From 16:55 to 17:58 UTC approximately 90% of applicants using mobile applications running the Onfido Android SDK were unable to complete the media upload flow. The other SDKs (iOS and web) had no issues.
A small percentage of these impacted users had subsequent errors until 20-02-2020 12:20 UTC due to a cache on their devices containing an invalid value.

Timeline

  • 18-02-2020 16:55 UTC - Onfido deployed a change in the analytics endpoint used by mobile sdks, causing the Android SDK to crash when it received the new response.
  • 18-02-2020 17:53 UTC - Onfido identified the issue
  • 18-02-2020 17:58 UTC - Reverted the change
  • 20-02-2020 12:20 UTC - Implemented fix to stop errors in a small subset of users that had a invalid value in their cache and because of that were unable to complete the flow.

Root Cause

There was a change in an Onfido public endpoint causing it to return values in a format that wasn’t able to be parsed by the client Android SDK.

Contributing Factors

We didn’t catch this error in our testing pipeline due to local device caching. Our tests for this change used the cached value from previous tests and thus weren’t impacted by the error introduced by the backend change.

Remedies

  1. Once the errors on the Android were detected, the API change was reverted at 17:58 UTC.
  2. To solve the small percentage of users with the bad cache error, a fix to refresh the cache with a valid value was deployed at 20-02-2020 12:20 UTC.

Future improvements

  1. Improve our test flow to include applications using Android SDKs with previous applicant media upload flow, and applications that had no previous data. This will eliminate the risk of cached values that would cause tests to test incorrect system state.
  2. Better monitoring on media upload flow to segment error rate and traffic monitors by individual SDKs.
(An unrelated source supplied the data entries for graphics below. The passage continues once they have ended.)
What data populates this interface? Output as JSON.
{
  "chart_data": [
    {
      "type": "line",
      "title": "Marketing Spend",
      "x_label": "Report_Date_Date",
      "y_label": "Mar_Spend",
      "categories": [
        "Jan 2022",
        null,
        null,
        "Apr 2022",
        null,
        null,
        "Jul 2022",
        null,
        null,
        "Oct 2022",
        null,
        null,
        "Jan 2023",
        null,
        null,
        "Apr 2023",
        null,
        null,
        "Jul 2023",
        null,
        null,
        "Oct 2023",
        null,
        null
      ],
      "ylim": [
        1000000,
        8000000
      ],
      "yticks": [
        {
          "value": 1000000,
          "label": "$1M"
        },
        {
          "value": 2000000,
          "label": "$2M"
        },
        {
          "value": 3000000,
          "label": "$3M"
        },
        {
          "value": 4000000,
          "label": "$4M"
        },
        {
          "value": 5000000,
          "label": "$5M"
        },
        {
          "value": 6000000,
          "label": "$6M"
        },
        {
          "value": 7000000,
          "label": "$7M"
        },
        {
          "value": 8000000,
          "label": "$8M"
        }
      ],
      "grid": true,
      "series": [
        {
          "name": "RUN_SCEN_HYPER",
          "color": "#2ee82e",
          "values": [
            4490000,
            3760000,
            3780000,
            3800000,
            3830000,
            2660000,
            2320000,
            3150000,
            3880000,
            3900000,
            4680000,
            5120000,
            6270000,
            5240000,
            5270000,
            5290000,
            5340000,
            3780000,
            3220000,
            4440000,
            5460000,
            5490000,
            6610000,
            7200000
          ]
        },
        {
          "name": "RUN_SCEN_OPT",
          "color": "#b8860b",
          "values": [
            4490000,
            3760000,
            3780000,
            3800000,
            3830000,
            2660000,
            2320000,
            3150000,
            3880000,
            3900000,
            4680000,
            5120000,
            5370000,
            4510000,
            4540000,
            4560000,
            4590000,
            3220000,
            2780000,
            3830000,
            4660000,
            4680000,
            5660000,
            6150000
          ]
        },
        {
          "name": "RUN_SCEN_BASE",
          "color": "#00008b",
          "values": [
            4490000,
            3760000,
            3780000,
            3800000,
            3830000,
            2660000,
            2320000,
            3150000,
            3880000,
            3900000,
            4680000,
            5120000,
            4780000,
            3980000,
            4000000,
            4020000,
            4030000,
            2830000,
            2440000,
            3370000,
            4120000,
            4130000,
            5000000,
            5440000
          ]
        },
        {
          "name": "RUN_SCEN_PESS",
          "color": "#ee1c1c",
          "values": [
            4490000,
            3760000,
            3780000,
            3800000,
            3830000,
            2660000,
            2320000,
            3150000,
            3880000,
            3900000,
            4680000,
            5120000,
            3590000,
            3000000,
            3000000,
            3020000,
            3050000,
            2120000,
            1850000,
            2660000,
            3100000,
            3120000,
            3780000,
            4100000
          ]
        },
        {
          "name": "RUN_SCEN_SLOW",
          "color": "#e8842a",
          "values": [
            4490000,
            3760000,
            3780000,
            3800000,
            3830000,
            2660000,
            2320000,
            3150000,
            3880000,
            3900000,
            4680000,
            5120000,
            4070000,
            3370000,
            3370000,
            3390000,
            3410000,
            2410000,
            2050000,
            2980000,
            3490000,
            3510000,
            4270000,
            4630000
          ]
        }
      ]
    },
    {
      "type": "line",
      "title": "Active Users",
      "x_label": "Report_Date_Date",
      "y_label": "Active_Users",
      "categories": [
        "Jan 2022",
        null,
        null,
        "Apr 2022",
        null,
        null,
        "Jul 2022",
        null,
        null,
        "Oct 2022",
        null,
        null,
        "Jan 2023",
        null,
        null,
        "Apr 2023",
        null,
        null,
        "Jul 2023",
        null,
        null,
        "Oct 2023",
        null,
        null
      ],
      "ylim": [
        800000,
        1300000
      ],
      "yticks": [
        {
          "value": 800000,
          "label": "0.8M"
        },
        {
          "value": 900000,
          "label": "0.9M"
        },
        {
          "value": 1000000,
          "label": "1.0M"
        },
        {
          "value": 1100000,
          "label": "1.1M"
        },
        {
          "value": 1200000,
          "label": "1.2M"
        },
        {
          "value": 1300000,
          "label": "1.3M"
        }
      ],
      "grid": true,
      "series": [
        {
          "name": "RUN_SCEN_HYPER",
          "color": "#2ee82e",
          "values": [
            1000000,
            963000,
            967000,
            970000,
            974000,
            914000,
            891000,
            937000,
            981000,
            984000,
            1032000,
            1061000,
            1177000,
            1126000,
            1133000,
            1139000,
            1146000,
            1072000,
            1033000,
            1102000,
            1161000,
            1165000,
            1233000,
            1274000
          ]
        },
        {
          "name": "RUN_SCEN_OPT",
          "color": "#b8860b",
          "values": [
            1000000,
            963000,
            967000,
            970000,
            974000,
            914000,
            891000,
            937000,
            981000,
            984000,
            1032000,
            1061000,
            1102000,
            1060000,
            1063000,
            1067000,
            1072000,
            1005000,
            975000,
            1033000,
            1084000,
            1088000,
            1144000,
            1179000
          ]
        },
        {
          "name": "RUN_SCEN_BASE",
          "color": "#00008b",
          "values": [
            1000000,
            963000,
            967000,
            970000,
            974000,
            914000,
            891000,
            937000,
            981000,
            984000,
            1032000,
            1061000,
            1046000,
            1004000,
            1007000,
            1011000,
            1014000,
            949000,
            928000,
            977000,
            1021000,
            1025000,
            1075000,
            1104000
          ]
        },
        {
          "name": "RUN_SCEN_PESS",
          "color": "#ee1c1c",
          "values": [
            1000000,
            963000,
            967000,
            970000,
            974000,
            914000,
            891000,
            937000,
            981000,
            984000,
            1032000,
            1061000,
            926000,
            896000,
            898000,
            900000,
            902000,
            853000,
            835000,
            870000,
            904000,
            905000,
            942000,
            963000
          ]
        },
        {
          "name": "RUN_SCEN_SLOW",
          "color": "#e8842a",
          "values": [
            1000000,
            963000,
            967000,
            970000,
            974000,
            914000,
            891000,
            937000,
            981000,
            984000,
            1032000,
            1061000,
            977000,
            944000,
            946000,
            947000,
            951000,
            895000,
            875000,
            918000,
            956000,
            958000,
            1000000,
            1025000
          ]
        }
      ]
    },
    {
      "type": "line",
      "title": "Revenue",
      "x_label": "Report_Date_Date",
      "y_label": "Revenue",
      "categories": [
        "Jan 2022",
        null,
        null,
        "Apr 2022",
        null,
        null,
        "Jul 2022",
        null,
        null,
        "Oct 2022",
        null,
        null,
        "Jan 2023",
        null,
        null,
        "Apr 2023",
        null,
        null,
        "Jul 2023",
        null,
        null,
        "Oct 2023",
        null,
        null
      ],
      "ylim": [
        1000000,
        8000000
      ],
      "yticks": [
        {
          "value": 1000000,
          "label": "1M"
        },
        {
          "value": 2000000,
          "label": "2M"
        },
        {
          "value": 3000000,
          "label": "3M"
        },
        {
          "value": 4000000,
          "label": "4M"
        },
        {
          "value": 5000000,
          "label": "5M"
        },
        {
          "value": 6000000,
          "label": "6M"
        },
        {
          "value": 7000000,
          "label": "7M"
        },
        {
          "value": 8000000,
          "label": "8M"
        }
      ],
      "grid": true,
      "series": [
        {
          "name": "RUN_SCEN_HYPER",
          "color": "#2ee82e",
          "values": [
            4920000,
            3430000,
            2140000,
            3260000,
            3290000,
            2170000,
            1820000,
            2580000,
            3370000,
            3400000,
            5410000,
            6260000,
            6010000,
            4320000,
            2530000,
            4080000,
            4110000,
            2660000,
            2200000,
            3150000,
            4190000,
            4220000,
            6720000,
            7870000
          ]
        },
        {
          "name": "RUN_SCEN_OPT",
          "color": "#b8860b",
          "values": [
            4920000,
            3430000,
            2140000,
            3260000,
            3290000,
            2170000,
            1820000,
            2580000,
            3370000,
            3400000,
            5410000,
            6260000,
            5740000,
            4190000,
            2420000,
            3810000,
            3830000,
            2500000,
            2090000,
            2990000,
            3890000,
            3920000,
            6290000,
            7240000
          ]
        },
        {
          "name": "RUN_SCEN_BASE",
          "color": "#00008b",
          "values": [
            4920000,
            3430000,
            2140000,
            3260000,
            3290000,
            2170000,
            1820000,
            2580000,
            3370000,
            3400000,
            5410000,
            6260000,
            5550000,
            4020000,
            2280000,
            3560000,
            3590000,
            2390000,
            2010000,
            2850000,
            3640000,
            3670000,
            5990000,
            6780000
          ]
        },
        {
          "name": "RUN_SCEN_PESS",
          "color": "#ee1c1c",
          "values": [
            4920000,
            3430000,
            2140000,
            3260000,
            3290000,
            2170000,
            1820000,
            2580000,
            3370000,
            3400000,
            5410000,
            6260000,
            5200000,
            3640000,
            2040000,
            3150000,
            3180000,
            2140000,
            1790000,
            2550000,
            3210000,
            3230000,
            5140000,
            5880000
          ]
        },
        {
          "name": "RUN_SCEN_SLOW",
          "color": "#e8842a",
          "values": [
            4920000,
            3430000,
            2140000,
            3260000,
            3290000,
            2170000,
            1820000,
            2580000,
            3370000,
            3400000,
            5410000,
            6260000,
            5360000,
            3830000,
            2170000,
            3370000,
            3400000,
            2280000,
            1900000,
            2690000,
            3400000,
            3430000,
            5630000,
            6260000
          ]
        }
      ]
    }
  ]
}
    1. None of our automatic alarms were triggered immediately after the issue started because both iOS and Web SDKs were working as expected. The aggregate high volume across all platforms made the decrease in traffic caused by problems in the Android SDK insufficient to trigger the existing alarms.
Posted Mar 30, 2020 - 14:53 UTC

Resolved
Our monitoring indicates that the SDK crashes have stoped and that that the issue is now resolved. We apologise for the disruption caused by this issue.
Posted Feb 18, 2020 - 19:30 UTC
Monitoring
A fix has been implemented and we are monitoring the situation. The issue only effected the Android SDK.

We apologise for any inconvenience this may have caused.

Next update: 19.30
Posted Feb 18, 2020 - 18:40 UTC
Investigating
We are currently investigating an issue that is causing crashes in the Android Onfido SDK. This is preventing users from completing the flow and starting a check on Android devices.

Next update at : 18:45
Posted Feb 18, 2020 - 18:08 UTC
This incident affected: Europe (onfido.com) (API) and USA (us.onfido.com) (API).